The Australian sharemarket failed to follow the rally on Wall Street to a record high last night after iron ore futures tumbled another 2.5 per cent today and global bond markets remained bearish on global growth prospects.
The S&P-ASX 200 index lost 27 points, or 0.49 per cent, to 5492.5, the low of the day, following weak Japanese industrial production data and US GDP data that showed the world’s biggest economy contracted one per cent in the March-quarter, far worse than the initial measure of minus 0.1 per cent.
US stocks ignored the weak growth data as economist revised their June-quarter forecasts higher, albeit from a much lower base, blaming transient factors such as severely cold weather for growth forecast to be 2 per cent mid-March.
However, plunging global bond yields continued to stoke confusion among global growth optimists, and after being vindicated by the GDP data US 10-year yields hit a fresh 11-month low of 2.40 per cent before bouncing to 2.47 per cent, three points higher on the day.
The US growth uncertainty was compounded by pending home sales that rose less than forecast, but sentiment was supported by weekly jobless claims that fell to five-year lows.
The Australian dollar continued its bounce on better-than-expected capital expenditure data, rising US0.3¢ to US93.25¢, while government 10-year yields rose just 1.3 points to 3.656 per cent.
“The uncertainties around the drivers of the persistent bond rally, which has had such an influence on currencies, suggest running less than full risk,” ANZ global head of markets research Richard Yetsenga said.
The Shanghai composite index was up 0.2 per cent at the close of the ASX
In Tokyo the Nikkei index was off 0.3 per cent as a surge in consumer inflation to 3.4 per cent, driven by food and energy costs, ended hopes the Bank of Japan would ramp up its stimulus programme this year.

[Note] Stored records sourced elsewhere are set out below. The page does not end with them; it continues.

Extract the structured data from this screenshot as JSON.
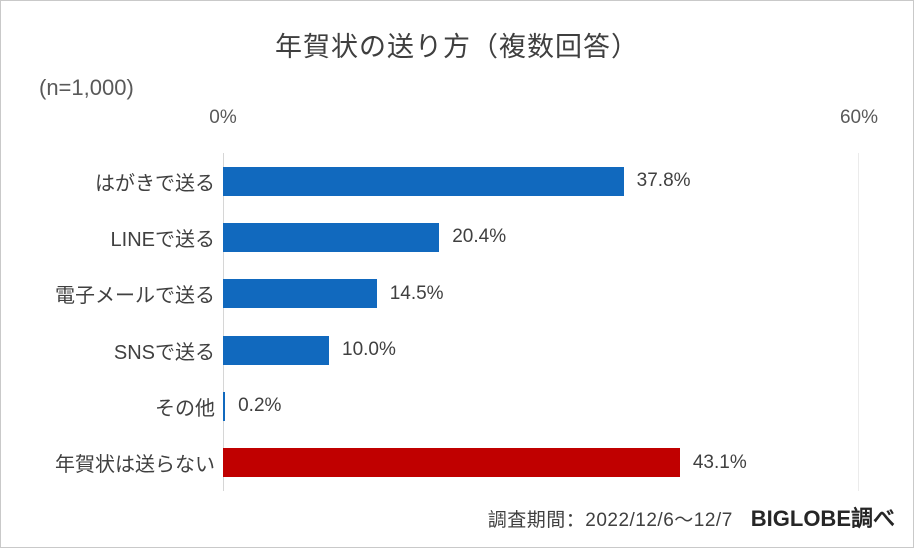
{
  "page": {
    "background": "#ffffff",
    "border_color": "#c9c9c9"
  },
  "chart_data": {
    "type": "bar",
    "orientation": "horizontal",
    "title": "年賀状の送り方（複数回答）",
    "sample_label": "(n=1,000)",
    "xlim": [
      0,
      60
    ],
    "x_ticks": [
      {
        "label": "0%",
        "value": 0
      },
      {
        "label": "60%",
        "value": 60
      }
    ],
    "grid": "vertical lines at 0% and 60% only, light gray",
    "legend": "none",
    "categories": [
      "はがきで送る",
      "LINEで送る",
      "電子メールで送る",
      "SNSで送る",
      "その他",
      "年賀状は送らない"
    ],
    "values": [
      37.8,
      20.4,
      14.5,
      10.0,
      0.2,
      43.1
    ],
    "value_labels": [
      "37.8%",
      "20.4%",
      "14.5%",
      "10.0%",
      "0.2%",
      "43.1%"
    ],
    "bar_colors": [
      "#1169BE",
      "#1169BE",
      "#1169BE",
      "#1169BE",
      "#1169BE",
      "#C00000"
    ],
    "colors": {
      "primary_bar": "#1169BE",
      "highlight_bar": "#C00000",
      "axis_line": "#d6d6d6",
      "text_dark": "#404040",
      "text_gray": "#595959"
    }
  },
  "footer": {
    "survey_period": "調査期間：2022/12/6～12/7",
    "source": "BIGLOBE調べ"
  }
}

Japanese industrial production fell 2.5 per cent and household spending slumped 4.6 per cent in April both far worse than forecast.
Dalian iron ore futures fell 2.5 per cent and steel rebar futures dropped 1.7 per cent, signalling further weakness in spot iron ore which dropped 1.1 per cent to US95.70 a tonne, a fresh 20-month low.
“If the market fails to find support at USD95/t we could see prices dip to USD90/t, although demand fundamentals do point to a recovery in June. On the supply front, concerns over potential supply disruption as the result of industrial action have now shifted to Brazil,” ANZ commodity strategists said in a client note.
Gold bounced $US5 to $US1258 an ounce but copper finally weakened, falling 0.9 per cent from an 11-week high to $US6880 a tonne on the dismal US growth data.
Poor performances by local miners and the big banks pulled the local bourse lower on Friday, IG Market analyst Stan Shamu said.
"The biggest concern is that iron ore prices are continuing to slide,” Mr Shamu said.
"All of the iron ore miners have extended their losses and the banks aren’t firing on all cylinders so that’s compounded it."
Iron ore prices for May are now down 12 per cent for the month to $US96.80.
Locally, the big miners led the losses.
Rio Tinto had dropped 77 cents to $59.30, BHP Billiton had shed 48 cents to $37.01 and Fortescue Metals was 13 cents lower at $4.41.
Three of the four big banks ended in negative territory, with Westpac down 10 cents to $34.42, ANZ dropped 24 cents to $33.49, Commonwealth Bank had shed 46 cents to $81.59 but National Australia Bank was eight cents higher at $33.49.
The broader All Ordinaries index was down 13.9 points, or 0.25 per cent, at 5485.3.
The June share price index futures contract was 21 points lower at 5510, with 22,675 contracts traded.
National turnover was 1.7 billion securities worth $6.2 billion.